MACHINE-LEARNING-BASED DETECTION OF FAKE VIDEOS

Publication number:

US20250166358

Publication date:
Section:

Physics

Class:

G06V10/774

Inventors:

Assignee:

Applicant:

Smart overview of the Invention

The patent application pertains to methods for detecting fake videos, particularly those generated using AI technologies. These techniques address the growing societal issue of AI-generated content being used for malicious purposes, such as spreading disinformation. The focus is on identifying discrepancies between audio and visual data in videos, which can help determine their authenticity.

Background

Generative AI has advanced to produce high-quality multimedia content, but it also poses risks when used for deceitful activities.

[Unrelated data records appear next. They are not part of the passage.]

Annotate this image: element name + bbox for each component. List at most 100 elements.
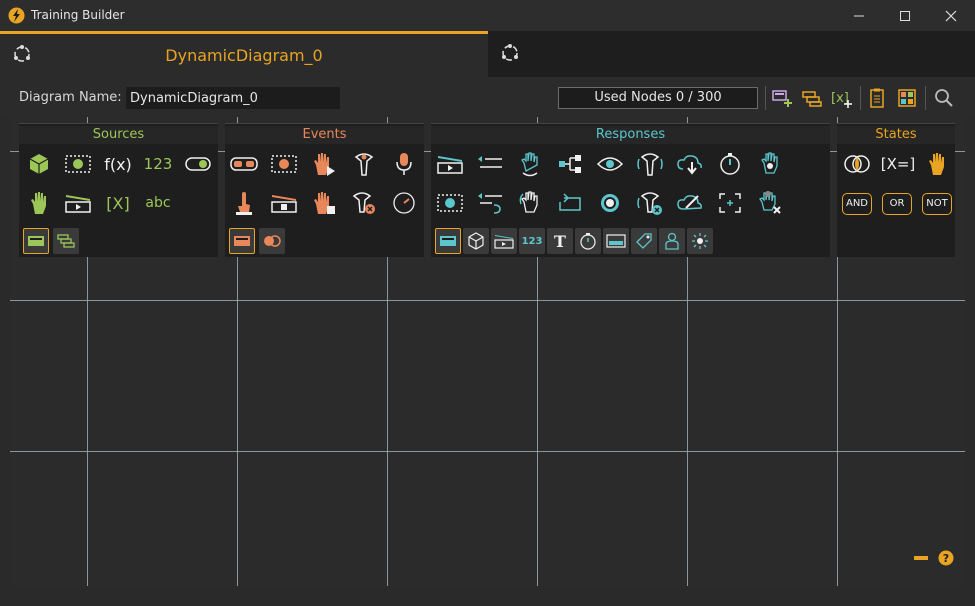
responses-timer-button[interactable] — [575, 228, 601, 254]
controller-event-node[interactable] — [349, 149, 379, 179]
clipboard-button[interactable] — [865, 86, 889, 110]
minimize-button[interactable] — [836, 0, 882, 31]
responses-category-button[interactable] — [435, 228, 461, 254]
assign-state-node[interactable]: [X=] — [880, 149, 916, 179]
add-variable-icon: [x] — [831, 91, 852, 108]
loop-response-node[interactable] — [555, 188, 585, 218]
responses-effect-button[interactable] — [687, 228, 713, 254]
hand-state-node[interactable] — [922, 149, 952, 179]
tab-dynamic-diagram[interactable]: DynamicDiagram_0 — [0, 31, 488, 77]
or-state-button[interactable]: OR — [882, 193, 912, 215]
events-palette: Events — [225, 123, 424, 257]
video-source-node[interactable] — [63, 188, 93, 218]
string-source-node[interactable]: abc — [143, 188, 173, 218]
hand-rotate-response-node[interactable] — [515, 149, 545, 179]
responses-object-button[interactable] — [463, 228, 489, 254]
responses-video-button[interactable] — [491, 228, 517, 254]
hand-grab-response-node[interactable] — [515, 188, 545, 218]
touch-event-node[interactable] — [229, 188, 259, 218]
responses-display-button[interactable] — [603, 228, 629, 254]
and-state-button[interactable]: AND — [842, 193, 872, 215]
collapse-palette-button[interactable] — [911, 548, 931, 568]
not-state-button[interactable]: NOT — [922, 193, 952, 215]
maximize-button[interactable] — [882, 0, 928, 31]
responses-text-button[interactable]: T — [547, 228, 573, 254]
video-stop-event-node[interactable] — [269, 188, 299, 218]
hand-source-node[interactable] — [24, 188, 54, 218]
sources-group-button[interactable] — [53, 228, 79, 254]
cube-outline-icon — [468, 232, 484, 250]
list-loop-response-node[interactable] — [475, 188, 505, 218]
look-response-node[interactable] — [595, 149, 625, 179]
hand-stop-event-node[interactable] — [309, 188, 339, 218]
voice-event-node[interactable] — [389, 149, 419, 179]
cloud-edit-icon — [677, 195, 702, 210]
tab-new-diagram[interactable] — [488, 31, 975, 77]
add-variable-button[interactable]: [x] — [830, 86, 854, 110]
group-nodes-button[interactable] — [800, 86, 824, 110]
video-clip-icon — [437, 156, 463, 174]
variable-source-node[interactable]: [X] — [103, 188, 133, 218]
sources-category-button[interactable] — [23, 228, 49, 254]
number-source-node[interactable]: 123 — [143, 149, 173, 179]
controller-lost-event-node[interactable] — [349, 188, 379, 218]
media-response-node[interactable] — [435, 188, 465, 218]
play-video-response-node[interactable] — [435, 149, 465, 179]
responses-tag-button[interactable] — [631, 228, 657, 254]
download-response-node[interactable] — [675, 149, 705, 179]
timer-response-node[interactable] — [715, 149, 745, 179]
media-source-node[interactable] — [63, 149, 93, 179]
layers-icon — [57, 234, 75, 248]
stopwatch-icon — [580, 233, 596, 250]
venn-icon — [844, 155, 870, 173]
events-category-button[interactable] — [229, 228, 255, 254]
highlight-response-node[interactable] — [595, 188, 625, 218]
media-event-node[interactable] — [269, 149, 299, 179]
hand-stop-icon — [314, 192, 335, 214]
diagram-canvas[interactable]: Sources f(x) 123 [X] abc Events Response… — [10, 117, 965, 586]
responses-palette: Responses 123 T — [431, 123, 830, 257]
branch-response-node[interactable] — [555, 149, 585, 179]
close-button[interactable] — [928, 0, 974, 31]
cube-icon — [29, 154, 49, 174]
function-source-node[interactable]: f(x) — [103, 149, 133, 179]
responses-avatar-button[interactable] — [659, 228, 685, 254]
vr-headset-event-node[interactable] — [229, 149, 259, 179]
hand-grab-icon — [519, 191, 538, 213]
focus-response-node[interactable] — [715, 188, 745, 218]
video-stop-icon — [271, 195, 297, 213]
hand-play-event-node[interactable] — [309, 149, 339, 179]
toolbar-divider — [925, 86, 926, 110]
search-button[interactable] — [932, 86, 956, 110]
palette-layout-button[interactable] — [895, 86, 919, 110]
add-diagram-button[interactable] — [770, 86, 794, 110]
help-icon: ? — [938, 550, 954, 566]
list-loop-icon — [478, 193, 502, 214]
haptic-response-node[interactable] — [635, 149, 665, 179]
card-icon — [28, 236, 44, 246]
list-response-node[interactable] — [475, 149, 505, 179]
combine-state-node[interactable] — [842, 149, 872, 179]
tab-label: DynamicDiagram_0 — [165, 46, 323, 65]
responses-number-button[interactable]: 123 — [519, 228, 545, 254]
diagram-name-input[interactable] — [126, 87, 340, 109]
object-source-node[interactable] — [24, 149, 54, 179]
film-chart-icon — [437, 194, 463, 212]
timer-event-node[interactable] — [389, 188, 419, 218]
toolbar-divider — [765, 86, 766, 110]
window-title: Training Builder — [31, 8, 125, 22]
hand-remove-icon — [759, 191, 781, 214]
hand-remove-response-node[interactable] — [755, 188, 785, 218]
help-button[interactable]: ? — [936, 548, 956, 568]
film-chart-icon — [271, 155, 297, 173]
add-diagram-icon — [772, 90, 792, 107]
display-icon — [606, 234, 626, 248]
boolean-source-node[interactable] — [183, 149, 213, 179]
target-icon — [601, 194, 619, 212]
hand-wave-icon — [761, 152, 778, 174]
events-group-button[interactable] — [259, 228, 285, 254]
cloud-edit-response-node[interactable] — [675, 188, 705, 218]
haptic-stop-response-node[interactable] — [635, 188, 665, 218]
hand-wave-response-node[interactable] — [755, 149, 785, 179]
diagram-name-label: Diagram Name: — [19, 90, 122, 105]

AI-generated videos can be misleading as they may combine real and synthetic elements across audio and visual modalities. Existing detection methods often fail when only one modality is analyzed, leading to potential oversight of fake content. Current models typically rely on supervised learning, which limits their ability to generalize beyond the specific correspondences found in training datasets.

Summary

The application introduces a machine-learning approach for training models to detect fake videos. The model includes components like visual and audio encoders, as well as networks that transform embeddings between modalities (A2V and V2A networks). By generating and updating sequences of image and audio embeddings with synthetic counterparts from the opposite modality, the system learns intrinsic audio-visual correspondences. This cross-modal learning enables the model to distinguish between real and fake videos with improved accuracy.

Technical Advantages

The described techniques offer significant technical benefits, such as reducing computational resources required for fake video detection. The cross-modal learning method creates broadly focused models capable of analyzing diverse video types. Classifiers trained this way can accurately interpret various audio-visual correspondences, effectively identifying videos with any combination of real or fake audio and visuals.

Training Methodology

The training process involves generating image tiles and audio segments from input videos, creating embedding sequences through encoders, and transforming these using A2V and V2A networks. Updated embeddings are decoded to reconstruct original data segments, optimizing the model through a dual-objective loss function. The classifier is trained using labeled videos to classify them based on combined sequences of real and synthetic embeddings, employing a cross-entropy loss objective for accuracy.